Modal sosial adalah aset dari modal manusia merujuk kepada norma dan jaringan yang memfasilitasi kerja sama antara orang-orang di dalam atau di luar kelompok. Modal sosial berperan penting dalam pembangunan komunitas. Secara umum modal sosial adalah nilai didapatkan dari interaksi komunitas warga yang bermanfaat untuk mereka dan membawa kemajuan.

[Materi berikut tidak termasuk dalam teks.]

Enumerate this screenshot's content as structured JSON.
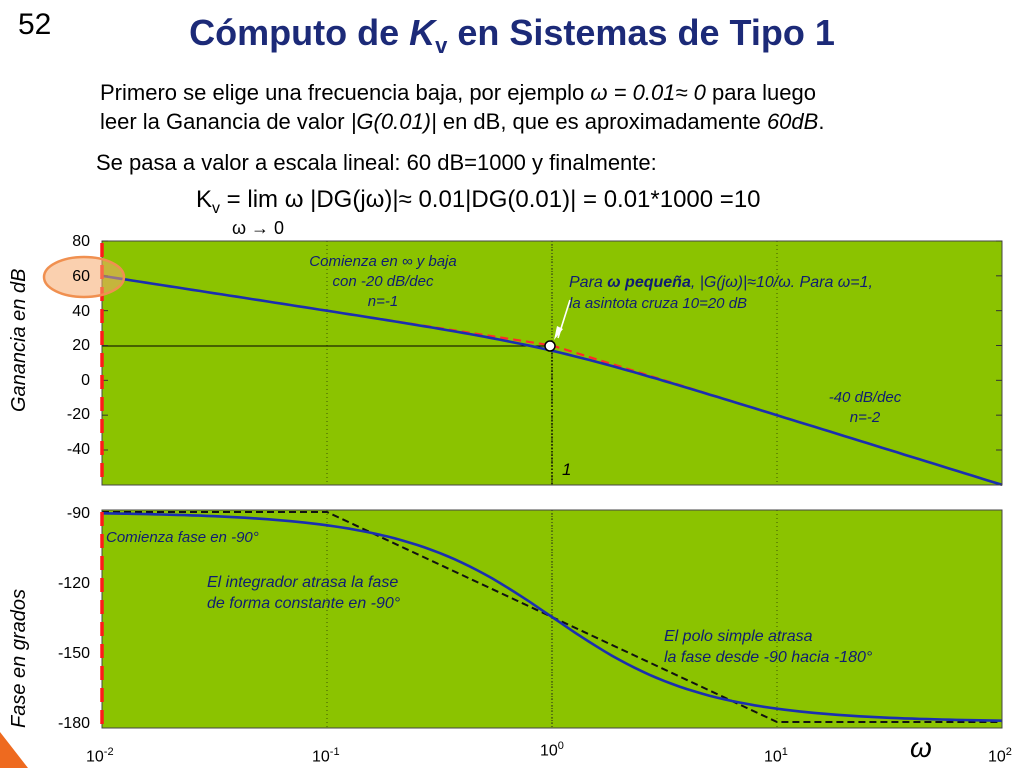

Di Indonesia modal sosial adalah gotong royong (mutual aid) yang merupakan upaya bersama dan berbagi tanggung jawab untuk kebutuhan publik di lingkungan. Esensi budaya kerja sama adalah kepercayaan dan visi untuk bekerja bersama-sama, yang selama ini telah berjalan baik di berbagai komunitas anak bangsa. Sebagai aset sosial, gotong royong adalah semacam obat untuk beragam masalah yang dihadapi untuk dipecahkan (Dokhi dkk., 2017).
#Bantutetanggamu
Pilihan memulai gerakan menghambat dan mengurangi penularan covid-19 berbasis Rukun Warga dan komunitas karena mudah diimplementasikan. Bertempat di lingkungan fisik yang berdekatan dengan tetap menjaga protokol kampanye jaga jarak, warga masih bisa berinteraksi dengan aman untuk menyampaikan bantuan kepada tetangga.
Kedekatan hubungan sosial yang telah lama tumbuh memberikan warga cukup informasi untuk mengarahkan bantuan tepat sasaran. Kegiatan bakti sosial, arisan, pengajian, kawinan dan pertemuan harian telah menjadikan mereka kenal baik satu dengan lainnya. Bahkan interaksi untuk memberikan bantuan dapat dilakukan dengan lebih minimal memanfaatkan aplikasi media sosial berbasis telpon seluler. Bantuan yang diberikan dapat berupa uang dan kebutuhan pokok.
“Tetangga” dapat diluaskan maknanya melampaui tempat berbasis lingkungan tempat tinggal. Lingkungan tempat berakvitas lainnya, seperti perkantoran, sekolah dan kampus, juga memiliki tetangga. Para pemilik warung kecil, pedagang makanan dan minuman, satpam, kurir adalah pihak-pihak yang juga dapat dibantu untuk mengurangi penularan. Fokus kegiatan adalah mendukung kegiatan jual beli dengan melakukan pemesanan secara daring atau secara langsung dengan pengamanan maksimal sembari memberikan alat pengaman seperti masker dan hand sanitizer.
Alumni Universitas Indonesia (Iluni UI) menginisiasi gerakan ini dengan meluncurkan tagar #bantutetanggamu melalui akun instagram. Ketua Umum Iluni UI, Andre Rahadian, memulai gerakan tersebut dengan membagikan masker dan hand sanitizer kepada petugas yang masih bekerja di di lingkungan UI Salemba. Seorang alumni UI membagikan fotonya sedang memesan makanan dari layanan ojol. Alumni yang lain membagikan foto sedang memberi makan kucing yang ditinggal majikannya. Ada juga alumni yang memberikan bantuan kepada aparat atau alumni yang membagikan masker dan hand sanitizer untuk tetangga di belakang rumah sembari memesan bakwan sebagai panganan. Ayo, #bantutetanggamu.